In recent weeks, members of the Big Six have hinted that the Trump team acknowledges that a 15 percent rate might not be achievable.
But the 20 percent rate the Ryan has called for, or even a 25 percent rate, also would require winning over reluctant senators and representatives.
For instance, to get to 20 percent, Ryan proposed a border adjustment for corporate taxes. That would have raised about $1 trillion over 10 years, enough to account for most of the corporate rate reduction.
At this point, though, it appears the retail industry has successfully eroded support for border adjustment. Under border adjustment, export sales would be exempted from taxation, but companies would no longer be allowed to deduct the cost of imported goods from their taxable income. Fearing an import tax, retailers such as Arkansas-based Walmart and Georgia-based Home Depot launched a large-scale campaign to stop border adjustment.
With the four Republican senators from Georgia and Arkansas vocally opposed, including Perdue and Sen. Tom Cotton, R-Ark., the pressure is on Ryan to drop it.
While the controversy over border adjustment has overshadowed other tax news, the import tax is not the only tough sell that Ryan has put on the table. To get to the 20 percent corporate tax rate, Ryan also called for eliminating the ability of businesses to deduct interest expenses from their income.
Today, interest payments are treated as an ordinary business expense, like buying raw materials or paying workers. Ryan would change that so that companies could no longer deduct interest costs from their taxable income. Doing so would raise $1.2 trillion over 10 years, according to the Tax Foundation.
Any business that relies on debt is going to be an obstacle to those ambitions, however.

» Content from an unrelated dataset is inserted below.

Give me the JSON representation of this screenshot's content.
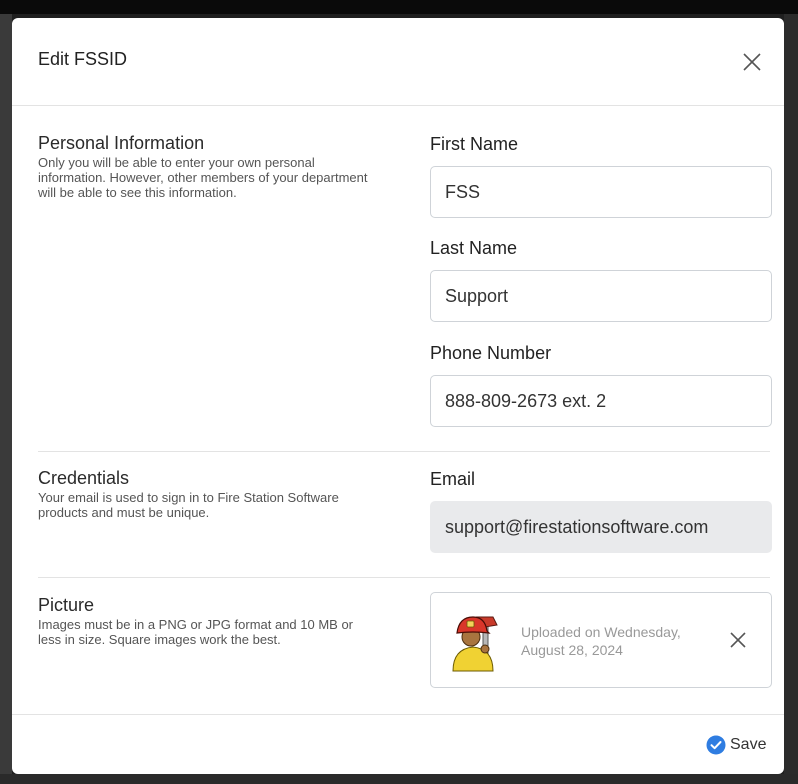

That includes heavyweights such as private equity and utilities, but also smaller firms like farmers.
Accordingly, the break has some highly influential defenders, such as Iowa Sen. Chuck Grassley, a senior member and former chairman of the Senate Finance Committee. Hatch, too, has expressed skepticism about eliminating the break.
Opposition to eliminating interest deductibility was on full display during an April House Agriculture Committee meeting, at which several Republican members aired defenses of the current system. Rep. Steve King, an Iowa conservative, called it a "harebrained idea."
From the perspective of the Big Six, the task is to gauge how deep the opposition runs and whether it can be defused by the offer of the lower corporate rates, or whether they could dangle other enticements to worried lawmakers. They could, for instance, promise generous terms for a transition to the new regime, or commit to limiting, rather than outright disallowing, interest deductibility.
Rep. Mike Conaway, the Texan who is chairman of the agriculture panel, says skeptics shouldn't oppose tax reform until they are able to go through the final proposal with their accountants to see whether their bottom lines would be hurt.
"What I'm telling my constituents is to keep their powder dry," he said. "No one knows yet what the full impact of the overall tax reform package will be on their individual circumstances."
Short of legislative accomplishments so far, Republicans are hungry for a big achievement such as tax reform. Consequently, lawmakers are prepared to countenance changes they might balk at initially.
Sen. Pat Roberts, a Kansas Republican on the Finance Committee, previously expressed worries about eliminating interest deductibility. Asked last week about it, though, he passed on issuing a defense. "My main concern is — let's get something narrowed down so that it can pass."